India’s foreign exchange reserves increased by $5.8 billion in the week ended January 30 to hit a fresh all-time high of $327.88 billion, data from the Reserve Bank of India showed.
This is the biggest single-week rise in reserves since liberalisation. Reserves have been rising consistently over the last one year after the RBI began aggressively mopping up dollars that came into the local bond market. The central bank has been a net buyer of dollars so far in 2014-15.
It has bought a cumulative $75 billion from the in spot and the forward markets during April-December 2014.

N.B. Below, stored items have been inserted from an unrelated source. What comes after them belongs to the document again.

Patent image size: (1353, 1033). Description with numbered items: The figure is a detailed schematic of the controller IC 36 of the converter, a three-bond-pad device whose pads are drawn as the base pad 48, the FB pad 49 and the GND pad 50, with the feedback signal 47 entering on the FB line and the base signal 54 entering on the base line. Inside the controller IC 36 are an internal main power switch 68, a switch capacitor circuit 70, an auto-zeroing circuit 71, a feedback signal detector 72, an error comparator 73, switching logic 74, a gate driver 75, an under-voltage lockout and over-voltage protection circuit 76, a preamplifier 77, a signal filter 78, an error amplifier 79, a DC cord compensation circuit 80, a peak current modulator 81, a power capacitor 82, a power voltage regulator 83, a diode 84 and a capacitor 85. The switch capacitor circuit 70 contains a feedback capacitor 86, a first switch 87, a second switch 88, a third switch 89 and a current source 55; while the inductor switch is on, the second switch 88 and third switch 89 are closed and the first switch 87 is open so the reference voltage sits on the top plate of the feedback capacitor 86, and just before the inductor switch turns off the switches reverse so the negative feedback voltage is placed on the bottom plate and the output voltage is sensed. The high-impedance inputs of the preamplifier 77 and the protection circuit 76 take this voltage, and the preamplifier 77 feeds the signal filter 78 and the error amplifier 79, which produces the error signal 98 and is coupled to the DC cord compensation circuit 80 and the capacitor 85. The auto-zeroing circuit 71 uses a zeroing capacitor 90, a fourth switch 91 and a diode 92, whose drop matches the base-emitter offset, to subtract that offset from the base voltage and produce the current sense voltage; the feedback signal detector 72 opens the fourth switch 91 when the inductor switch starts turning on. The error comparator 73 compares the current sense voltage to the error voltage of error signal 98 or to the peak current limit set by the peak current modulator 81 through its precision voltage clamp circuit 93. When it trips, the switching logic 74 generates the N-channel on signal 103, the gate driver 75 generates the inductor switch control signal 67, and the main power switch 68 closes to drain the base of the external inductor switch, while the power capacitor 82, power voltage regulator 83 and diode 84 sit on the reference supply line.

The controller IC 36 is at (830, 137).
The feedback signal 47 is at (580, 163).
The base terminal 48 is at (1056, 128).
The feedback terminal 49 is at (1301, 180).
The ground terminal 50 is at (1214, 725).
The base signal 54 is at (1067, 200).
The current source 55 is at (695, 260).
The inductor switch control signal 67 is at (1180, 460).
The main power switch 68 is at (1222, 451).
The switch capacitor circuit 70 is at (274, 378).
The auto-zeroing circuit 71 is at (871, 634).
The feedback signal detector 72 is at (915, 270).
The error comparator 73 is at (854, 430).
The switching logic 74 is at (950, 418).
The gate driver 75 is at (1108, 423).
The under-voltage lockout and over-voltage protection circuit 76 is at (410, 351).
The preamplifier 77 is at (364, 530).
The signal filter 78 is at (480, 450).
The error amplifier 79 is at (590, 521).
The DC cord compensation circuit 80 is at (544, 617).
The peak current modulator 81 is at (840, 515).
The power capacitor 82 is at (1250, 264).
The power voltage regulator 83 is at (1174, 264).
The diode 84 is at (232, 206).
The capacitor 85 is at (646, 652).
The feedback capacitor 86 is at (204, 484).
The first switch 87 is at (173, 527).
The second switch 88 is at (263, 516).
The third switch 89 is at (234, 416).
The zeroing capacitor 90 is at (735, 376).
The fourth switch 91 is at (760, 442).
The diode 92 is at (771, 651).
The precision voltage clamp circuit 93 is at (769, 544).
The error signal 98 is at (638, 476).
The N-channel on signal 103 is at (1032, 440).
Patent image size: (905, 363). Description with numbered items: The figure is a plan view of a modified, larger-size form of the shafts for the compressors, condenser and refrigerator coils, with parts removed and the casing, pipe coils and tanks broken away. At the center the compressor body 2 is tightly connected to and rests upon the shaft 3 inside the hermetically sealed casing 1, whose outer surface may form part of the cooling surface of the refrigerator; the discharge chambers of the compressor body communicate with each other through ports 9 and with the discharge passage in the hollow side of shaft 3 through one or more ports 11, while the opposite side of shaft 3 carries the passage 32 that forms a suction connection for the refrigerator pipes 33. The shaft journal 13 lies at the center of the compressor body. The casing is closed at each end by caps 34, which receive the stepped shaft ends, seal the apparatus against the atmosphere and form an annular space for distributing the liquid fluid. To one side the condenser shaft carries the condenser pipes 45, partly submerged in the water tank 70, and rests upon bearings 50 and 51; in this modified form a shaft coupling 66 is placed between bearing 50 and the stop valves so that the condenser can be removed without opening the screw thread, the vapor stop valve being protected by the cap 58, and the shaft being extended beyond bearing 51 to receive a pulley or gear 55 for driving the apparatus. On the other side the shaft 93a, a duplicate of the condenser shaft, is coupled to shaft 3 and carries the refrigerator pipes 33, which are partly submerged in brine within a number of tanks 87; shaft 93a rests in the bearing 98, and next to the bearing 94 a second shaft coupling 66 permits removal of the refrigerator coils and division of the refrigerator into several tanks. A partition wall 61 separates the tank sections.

While the RBI has maintained that it intervenes only to curb volatility in the forex market and not specifically to shore up reserves, the time to buy dollars has never been more conducive for the central bank. FIIs poured in a record $26.16 billion into Indian bonds in 2014 and have put in another $4.4 billion so far in 2015.
The central bank’s dollar purchases came in the wake of concerns over India’s external position after the country’s current account deficit widened to an unprecedented 4.8% of GDP in 2012-2013. This, followed by the flight of dollars in 2013 triggered by fears of policy tightening by the US Federal Reserve, had beaten the rupee to an all-time low.
Currency market players said RBI is building a war chest to protect the currency should the dollar flows reverse. Further, RBI also does not want the rupee to appreciate sharply on the back of big inflows into debt. The rupee has been moving in a tight band of 61.20-61.70/$ since January.